And thus it was during this process of checking back and forth that I discovered that I had not reviewed the last two seasons of Modern Family despite the 7th season already in full swing. So as I back track and wonder how to differentiate this fifth season from any of the others, I end up somewhat cursing my whole "system" related to reviewing by season.
But at the same time, it's a good practice that forces me to really think about this particular part of the show and figure out what I enjoyed and what didn't quite work for me. Plus it gives me something to do since at the end of the day I just need to keep counting and work my way to the next highest number. And having that to look forward to, in a way, really helps keep me grounded.
Synopsis: Modern Family is a US mockumentary-style comedy created by Christopher Lloyd and Steven Levitan. Over the years it has become that particular sort of sitcom that manages to get a lot of awards ever year - and probably with good reason.
This fifth season of the show begins with a rather significant real-world event - gay marriage becoming legal in California. And thus the natural story focus shifts to Mitch (Jesse Tyler Ferguson) and Cam (Eric Stonestreet) and how each of them have been secretly planning what they think to be the perfect marriage proposal but of course are oblivious to the plans of the other. And I really liked how it wasn't even a question or whether or not they were going to get married. As is the reality for many game couples around the world, it was really just a matter of waiting for it to become legal to get married. Interestingly enough, their respective efforts to propose in the grandest way possible inevitably leads to each dragging in members of the extended family to help them.
A lot of the other episodes proceed on with little story hooks that may or may not seem all that funny. Things that jump out at me as I write this are moments like Phil (Ty Burrell) and Gloria (Sofia Vergara) being in the right place at the right time in order to get cast in a commercial. On the flip side you have the time when Gloria was starting to think that little baby Joe being evil based on things he had done. So yeah, a lot of crazy stories to explore.
This season was also notable for the introduction of the character of Andy (Adam DeVine). Initially he's just a quirky character who ends up being Joe's Nanny despite being a guy because who the heck still thinks that a nanny needs to be a girl?

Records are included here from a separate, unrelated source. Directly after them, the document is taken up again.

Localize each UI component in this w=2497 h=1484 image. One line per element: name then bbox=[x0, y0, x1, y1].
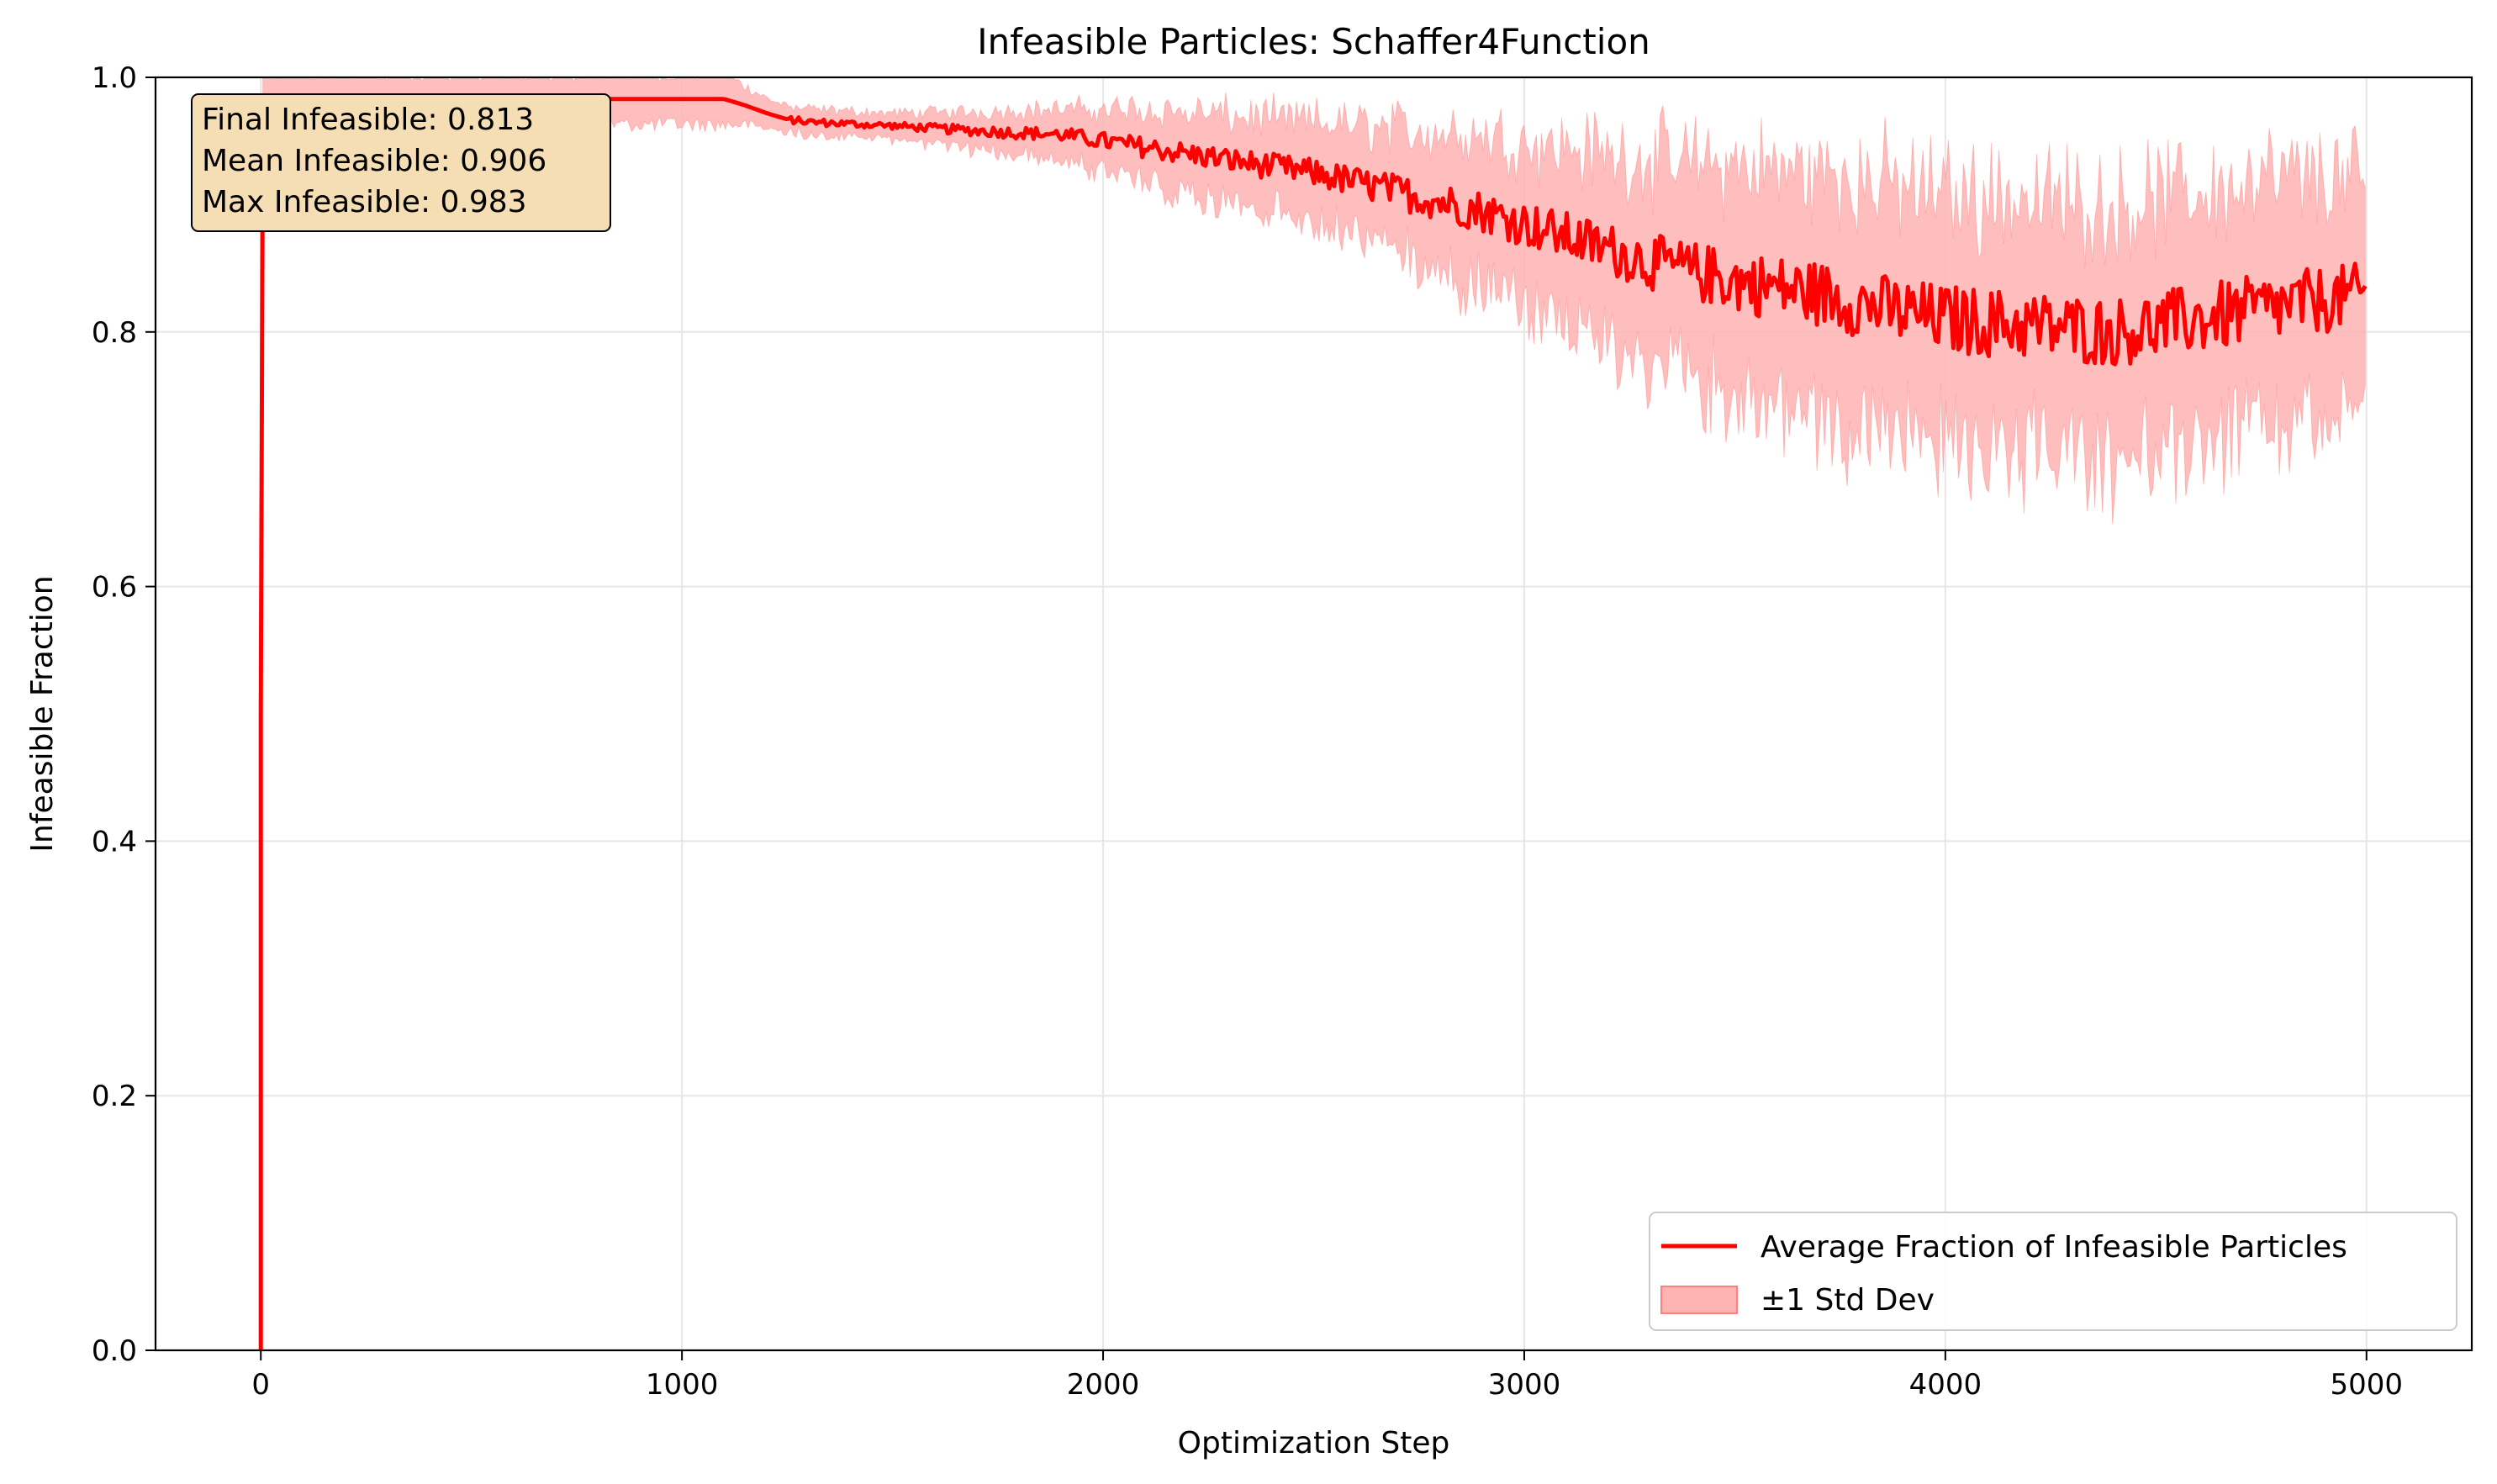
stats-box: Final Infeasible: 0.813 Mean Infeasible:… bbox=[191, 93, 611, 232]
x-tick-label: 1000 bbox=[646, 1368, 719, 1402]
y-tick-label: 0.6 bbox=[92, 571, 137, 605]
y-axis-label: Infeasible Fraction bbox=[25, 575, 60, 852]
x-tick-label: 3000 bbox=[1488, 1368, 1561, 1402]
x-tick-label: 0 bbox=[251, 1368, 270, 1402]
y-tick-label: 0.8 bbox=[92, 316, 137, 350]
std-band bbox=[262, 77, 2366, 525]
legend-line-label: Average Fraction of Infeasible Particles bbox=[1761, 1230, 2347, 1265]
tick-layer: 0 1000 2000 3000 4000 5000 0.0 0.2 0.4 0.6 0.8 1.0 bbox=[92, 61, 2403, 1402]
stats-box-background bbox=[191, 93, 611, 232]
legend-frame bbox=[1649, 1212, 2457, 1331]
x-tick-label: 4000 bbox=[1909, 1368, 1982, 1402]
legend-band-label: ±1 Std Dev bbox=[1761, 1283, 1935, 1318]
chart-title: Infeasible Particles: Schaffer4Function bbox=[977, 21, 1650, 62]
x-tick-label: 5000 bbox=[2331, 1368, 2404, 1402]
plot-frame bbox=[154, 76, 2473, 1352]
y-tick-label: 0.2 bbox=[92, 1080, 137, 1113]
y-tick-label: 0.4 bbox=[92, 825, 137, 858]
x-axis-label: Optimization Step bbox=[1178, 1426, 1450, 1460]
stats-final: Final Infeasible: 0.813 bbox=[202, 103, 534, 137]
x-tick-label: 2000 bbox=[1067, 1368, 1140, 1402]
legend-band-swatch bbox=[1660, 1286, 1738, 1314]
legend: Average Fraction of Infeasible Particles… bbox=[1649, 1212, 2457, 1331]
stats-mean: Mean Infeasible: 0.906 bbox=[202, 144, 546, 178]
stats-max: Max Infeasible: 0.983 bbox=[202, 185, 527, 219]
y-tick-label: 1.0 bbox=[92, 61, 137, 95]
std-band-layer bbox=[262, 77, 2366, 525]
y-tick-label: 0.0 bbox=[92, 1334, 137, 1368]
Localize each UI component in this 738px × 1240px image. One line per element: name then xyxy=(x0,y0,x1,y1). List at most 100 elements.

Beyond being the Nanny, Andy eventually becomes an unusual love interest of sorts for Haley (Sarah Hyland) given the sort of guys she's typically been associated with over the years. But hey, we know such ideas can work well in the long term because audiences are suckers for unlikely pairings.
Most of what makes Modern Family successful is the fact that you have a quirky yet fully fleshed-out characters going through a lot of situations that could probably considered quite ordinary. But they're not the boring sort of stories that we get from time to time. Instead we're talking about the stories that every family goes through at one point or another but you don't necessarily share with your friends. We're talking about the stories that get re-told at family reunions and end up creating new stories in turn based on how people respond to them.
There's no getting around the fact that the event that really defined this season was the wedding of Mitch and Cam. So many side-plots got involved in the mix of things we tried to figure out whether or not things would push through as they planned. Again, it's not a question of whether or not Mitch and Cam will get married - they've been living the married life for quite some time. But the show makes the most of all the little challenges that go into planning a wedding including juggling family obligations and whether or not you really want that friend to act as your wedding planner. And they manage to bring everything together in quite a spectacular manner.
Modern Family is a show that can make you feel quite comfortable because you ultimately find echoes of your own family in this story or that. It doesn't quite break out to become super awesome or something, but it does manage to continue to say what it wants to say in a pretty consistent voice. Thus the season gets a good 4 silly moments at the wedding itself out of a possible 5.